Again, out of Google, autonomous cars, that technology has nothing to do with Google’s core business, but that’s something they invested in, suffered huge losses over a period of time, and now it’s very real. I wrote in my first Wao a few weeks ago and there’s no looking back. You just know that’s what the future is.

Some of these companies, founder-controlled companies, have been enormously successful cash generators. They have the ability to invest in unrelated businesses that can be quite profound in terms of the impact they make on technology and on humanity, generally speaking.

Having said that, there is scope for abuse. Amazon, for example, in terms of the power that it has and how it exercises it in the context of its marketplace, those are things that regulators need to watch out for.

I, for one, am a big fan of behavioural remedies as opposed to structural remedies. In other words, dictate how people behave in the conduct of their business as opposed to outright break-ups. I’m just not convinced that would accomplish anything, in the case of Google, for example, which is a case that’s going to be litigated over the next several years.

Question 2: When investing in or acquiring a business, what core factors determine whether a company has the potential to deliver outsized, long-term returns?

Alok Sama: Technology investing, at some level, is a numbers game. You have to take a portfolio approach. If you make ten investments, you know that a couple are going to be outright dogs, complete write-offs. Some are going to be middling performers, and you invest in the hope that at least one is going to be a home run.

If you take that approach, then when you look at an investment, you have to start off by looking at the addressable market and whether this business can be huge, and make up for the dregs that you’re inevitably going to have in your portfolio. Not just a ten-bagger, but potentially a hundred-bagger.

For that, you look for businesses that have the potential to become huge businesses, to become unicorns, decacorns and beyond. That’s one.

Then you look for product-market fit. It’s one thing for the market to be large, but you’ve equally got to have a product that fits with the needs of that marketplace. Product-market fit is crucial.

Third, but by no means least, is the entrepreneur. You need to look for entrepreneurial resilience. Has this individual, he or she, dealt with failure? It’s a bit cliché, but it’s a stepping stone to success.

You look for resilience. You look for flexibility. Whether this individual will listen to investors, whether the founder will be flexible. There are lots of twists and turns inevitable along the way, and they need to listen to the board and take guidance.

Those are some of the characteristics that you look for in a founder. So those three factors, large addressable markets, product-market fit, and then very importantly, very crucially, the founder, those are the things I would look for.

Question 3: When you speak to senior leaders and investors, what lessons or perspectives do you most want them to take away from your experiences in technology and investment?

Alok Sama: I tend to think of speeches or lectures as a little bit patronising. My approach, which is the case with my book too, is to share my experiences, to share anecdotes, and equally invite an audience to share their experiences.

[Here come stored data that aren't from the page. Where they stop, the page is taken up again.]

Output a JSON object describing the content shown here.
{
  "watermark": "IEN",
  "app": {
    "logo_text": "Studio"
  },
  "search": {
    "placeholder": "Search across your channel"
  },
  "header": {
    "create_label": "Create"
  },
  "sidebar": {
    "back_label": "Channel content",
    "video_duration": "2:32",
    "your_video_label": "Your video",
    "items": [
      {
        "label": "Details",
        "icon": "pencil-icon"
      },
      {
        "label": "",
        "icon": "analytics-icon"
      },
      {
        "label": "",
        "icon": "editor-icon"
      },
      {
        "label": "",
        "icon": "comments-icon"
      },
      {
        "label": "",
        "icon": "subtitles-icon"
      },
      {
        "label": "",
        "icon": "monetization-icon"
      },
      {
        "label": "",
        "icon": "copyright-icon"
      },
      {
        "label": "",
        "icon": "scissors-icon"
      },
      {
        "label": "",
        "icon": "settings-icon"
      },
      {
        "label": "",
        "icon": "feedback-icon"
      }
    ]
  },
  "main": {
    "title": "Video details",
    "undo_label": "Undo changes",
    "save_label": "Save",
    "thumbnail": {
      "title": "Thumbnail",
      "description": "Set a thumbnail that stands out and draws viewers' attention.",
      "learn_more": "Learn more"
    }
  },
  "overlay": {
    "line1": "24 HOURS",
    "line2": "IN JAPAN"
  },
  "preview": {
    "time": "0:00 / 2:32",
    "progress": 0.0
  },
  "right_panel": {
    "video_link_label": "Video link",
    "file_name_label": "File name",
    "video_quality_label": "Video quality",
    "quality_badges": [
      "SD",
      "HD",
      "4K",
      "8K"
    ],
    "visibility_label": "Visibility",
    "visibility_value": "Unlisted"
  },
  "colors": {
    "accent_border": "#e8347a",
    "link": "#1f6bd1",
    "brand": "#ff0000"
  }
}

In the process of sharing our respective stories, hopefully we all learn from each other. I’m a big fan of engagement, of interactive sessions, as opposed to lecturing.

I do hope that in the course of these interactions people learn something about the investment business, the technology investment business in particular, with Masaan, the idealism with which he approaches the investment business, which is something I find very attractive.

At some level, the investing business has become fairly crass and commercial, so diving into that aspect of it, the linkages, philosophical themes like the linkages between money and happiness, stages of life, those are the types of things I love to explore in sessions with groups.